I am not claiming that the models presented here are the best such models, but when I think of some of the braindead examples of address books, movie databases, etc., that I see out there, I am torn between vomiting and crying. There are good solutions as well—frameworks and content management systems, for exmaple—that take proper, normalized data modeling into account, but they are overkill for my needs (I'm just one guy with a small movie and book collection sitting in a house typing at a keyboard ...).

IV. State Street

Tuesday has become dissertator-burrito-day in Madison, a gathering that brings together me, Di, and Felecia. It is always the same: Qdoba, vegetarian burrito, perhaps some chips, a glass of water, about 2pm (so Di can get off work or similar), and going until we've run out of conversation.

D&F recently got MySpace accounts, so I rearranged my friends to place them first (see: Part I: Sites). After the food I pulled out the laptop, connected to Steep & Brew's wireless access point, and browsed a bit. We viewed and laughed at the spam (see: Part II: Spam), and then made a move to YouTube for the amazing 70s Danish version of Apache, Boney M's 1978 Rasputin, Lori's 2006 Eurovision winner Hard Rock Halleluja (which I've been meaning to analyze in detail), and my favorite two recent videos: the Honda Element commercial, No Pinch, and the stop-motion-video masterpiece, Tony vs. Paul.

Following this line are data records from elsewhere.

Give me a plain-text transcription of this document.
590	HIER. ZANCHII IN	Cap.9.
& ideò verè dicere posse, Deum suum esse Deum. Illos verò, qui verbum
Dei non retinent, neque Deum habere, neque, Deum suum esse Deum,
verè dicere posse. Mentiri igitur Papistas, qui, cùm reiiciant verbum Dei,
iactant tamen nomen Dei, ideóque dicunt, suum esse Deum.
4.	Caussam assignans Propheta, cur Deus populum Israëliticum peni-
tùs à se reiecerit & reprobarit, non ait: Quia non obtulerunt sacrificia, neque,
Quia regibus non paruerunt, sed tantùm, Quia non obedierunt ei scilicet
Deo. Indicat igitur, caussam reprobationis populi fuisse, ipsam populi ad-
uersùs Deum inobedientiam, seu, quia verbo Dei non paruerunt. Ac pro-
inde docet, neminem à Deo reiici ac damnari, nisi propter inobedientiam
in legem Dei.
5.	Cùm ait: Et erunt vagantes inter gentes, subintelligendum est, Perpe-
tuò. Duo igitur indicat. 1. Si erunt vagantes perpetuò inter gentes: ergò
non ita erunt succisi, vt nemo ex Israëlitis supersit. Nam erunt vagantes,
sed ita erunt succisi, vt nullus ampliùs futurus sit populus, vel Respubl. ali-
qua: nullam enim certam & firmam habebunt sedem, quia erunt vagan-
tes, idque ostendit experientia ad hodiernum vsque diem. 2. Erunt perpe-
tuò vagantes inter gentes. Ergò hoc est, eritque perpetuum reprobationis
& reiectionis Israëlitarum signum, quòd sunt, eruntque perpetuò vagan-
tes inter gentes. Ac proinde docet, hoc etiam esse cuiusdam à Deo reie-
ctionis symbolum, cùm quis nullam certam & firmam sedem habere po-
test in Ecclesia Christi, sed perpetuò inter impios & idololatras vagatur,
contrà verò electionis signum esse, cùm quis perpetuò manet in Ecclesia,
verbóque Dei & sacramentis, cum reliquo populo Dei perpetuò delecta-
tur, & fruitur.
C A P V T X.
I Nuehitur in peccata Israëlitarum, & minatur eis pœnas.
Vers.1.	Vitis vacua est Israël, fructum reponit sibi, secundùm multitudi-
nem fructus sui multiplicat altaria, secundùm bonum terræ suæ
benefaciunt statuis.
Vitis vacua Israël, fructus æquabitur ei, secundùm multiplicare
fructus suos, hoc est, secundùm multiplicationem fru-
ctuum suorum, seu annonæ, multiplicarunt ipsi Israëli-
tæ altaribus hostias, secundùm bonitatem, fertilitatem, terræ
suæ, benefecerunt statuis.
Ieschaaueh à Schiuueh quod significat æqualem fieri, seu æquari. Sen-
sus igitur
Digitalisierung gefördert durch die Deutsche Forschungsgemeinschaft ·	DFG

Thereafter I found myself walking down a damp and shimmering State Street toward the Fair Trade Coffeehouse for a cup of coffee and a blueberry fritter. My only complaint: crappy wireless access. It is the same all over campus on throughout the city—connections are dropped, bandwidth is meager, and you realize, this is no replacement for DSL or cable at this point.

People mosey up and down this street, they bike, they pause and smoke and beg and wave.

Lynn wandered by, saw me in the window, so walked in, and what should have been a five minute chat about the merits of various coffee liqueurs ended up an hour or more later focusing on teaching fifth semester German and the intellectual qualifications of students to read metaphorically.

Well, that was my focus, at least.

—December 12 2006